Manitoba scraps legislation that would have made home warranties mandatory

Legislation to protect homebuyers from being ripped off has been scrapped by the Manitoba government before it even came into force.

Province argues NDP legislation bogged down by too many regulations; most homes already covered by warranties

The New Home Warranty Act, passed by the former NDP government in 2013, would have made warranties mandatory for all new homes sold in Manitoba. The Progressive Conservative government says the requirements in the act were burdensome. (Gregory Bull/The Associated Press)

Legislation to protect homebuyers from being ripped off has been scrapped by the Manitoba government before it even came into force.

The act, passed by the former NDP government in 2013, would have made warranties mandatory for all new homes sold in Manitoba. It also would have created an online registry that would give prospective homeowners a chance to look up builders and warranty coverage before a sale.

The province sounded the death knell for the act — set to come into effect in 2020, after twice being delayed by the PC government — in its latest budget, delivered Thursday.

The province said in a statement that various stakeholders were concerned the 250 regulatory requirements in the act were burdensome.

But the reversal is discouraging to Karen Somerville, who helped the NDP government draft the New Home Warranty Act.

"While there are good builders in Manitoba, there are also poor and marginal builders, and consumers need adequate protection on newly built homes," said Somerville, who advocates for greater consumer protection through the organization Canadians for Properly Built Homes.
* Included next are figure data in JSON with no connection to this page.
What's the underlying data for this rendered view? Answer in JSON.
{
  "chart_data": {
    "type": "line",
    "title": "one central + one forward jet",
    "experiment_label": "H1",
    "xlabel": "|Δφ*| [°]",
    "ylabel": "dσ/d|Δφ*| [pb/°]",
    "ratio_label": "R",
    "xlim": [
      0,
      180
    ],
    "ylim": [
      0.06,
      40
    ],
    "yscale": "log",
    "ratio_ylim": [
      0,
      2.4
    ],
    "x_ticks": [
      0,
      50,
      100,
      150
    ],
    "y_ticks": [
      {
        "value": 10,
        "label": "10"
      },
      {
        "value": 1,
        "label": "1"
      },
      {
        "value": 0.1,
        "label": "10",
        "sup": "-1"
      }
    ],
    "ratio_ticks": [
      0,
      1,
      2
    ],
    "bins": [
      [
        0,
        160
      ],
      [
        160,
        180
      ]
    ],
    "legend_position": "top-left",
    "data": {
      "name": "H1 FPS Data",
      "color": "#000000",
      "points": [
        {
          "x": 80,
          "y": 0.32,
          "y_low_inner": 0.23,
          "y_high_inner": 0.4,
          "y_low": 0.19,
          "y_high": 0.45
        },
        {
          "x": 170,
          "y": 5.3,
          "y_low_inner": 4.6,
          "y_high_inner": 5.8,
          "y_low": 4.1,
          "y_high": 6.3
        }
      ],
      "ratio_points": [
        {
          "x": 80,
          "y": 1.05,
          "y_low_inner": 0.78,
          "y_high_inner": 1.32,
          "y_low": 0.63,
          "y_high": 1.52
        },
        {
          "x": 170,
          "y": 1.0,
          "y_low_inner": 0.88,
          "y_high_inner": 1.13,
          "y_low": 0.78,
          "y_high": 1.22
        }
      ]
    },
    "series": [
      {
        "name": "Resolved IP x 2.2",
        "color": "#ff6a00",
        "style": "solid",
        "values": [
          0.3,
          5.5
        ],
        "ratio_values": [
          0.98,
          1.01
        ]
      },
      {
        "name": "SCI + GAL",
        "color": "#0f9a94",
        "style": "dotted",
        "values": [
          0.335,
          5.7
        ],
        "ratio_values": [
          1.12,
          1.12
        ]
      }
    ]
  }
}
Consumers need protection: advocate

Considering years of delays, Somerville isn't surprised the legislation won't come into effect.

"There seemed to be some sort of hiccups going on in the background that they weren't sharing with us," she said.

"It's one thing to say that they're not proceeding with this new legislation. We're wondering what's next, and what are they going to be doing to adequately protect Manitoba purchasers of newly built homes?"

It gives the customer some reassurance that they know they're dealing with a reputable builder.- Lanny McInnes, Manitoba Home Builders' Association

NDP Leader Wab Kinew also argues the government is making a mistake.

People making one of the biggest purchases of their lives "shouldn't have to worry that their new home is going to become a money pit," he said.

The province said the majority of new homes in Manitoba already have warranty coverage, and builders must comply with the Manitoba Building Code and all permit requirements.

It also said the act would have cost Manitobans $750,000 a year in registration fees. 

These standards are already in place through the Manitoba Home Builders' Association, which asks its members to carry third-party coverage on all homes they sell. 

President and CEO Lanny McInnes said mandatory warranties wouldn't have made much of a difference for the builders under his organization's watch, but might have for builders not governed by as many regulations. 

The New Home Warranty Act was set for implementation in 2017 before it was delayed twice, and finally cancelled this week. (Arca/Shutterstock)

He said most builders in and around Winnipeg are properly sanctioned, but that may not be the case in rural areas.

"It gives the customer some reassurance that they know they're dealing with a reputable builder," he said of warranties.

McInnes said he's heard stories of people who were ripped off and would have benefited from coverage. He recommends that any prospective buyer inquire about coverage before buying a home.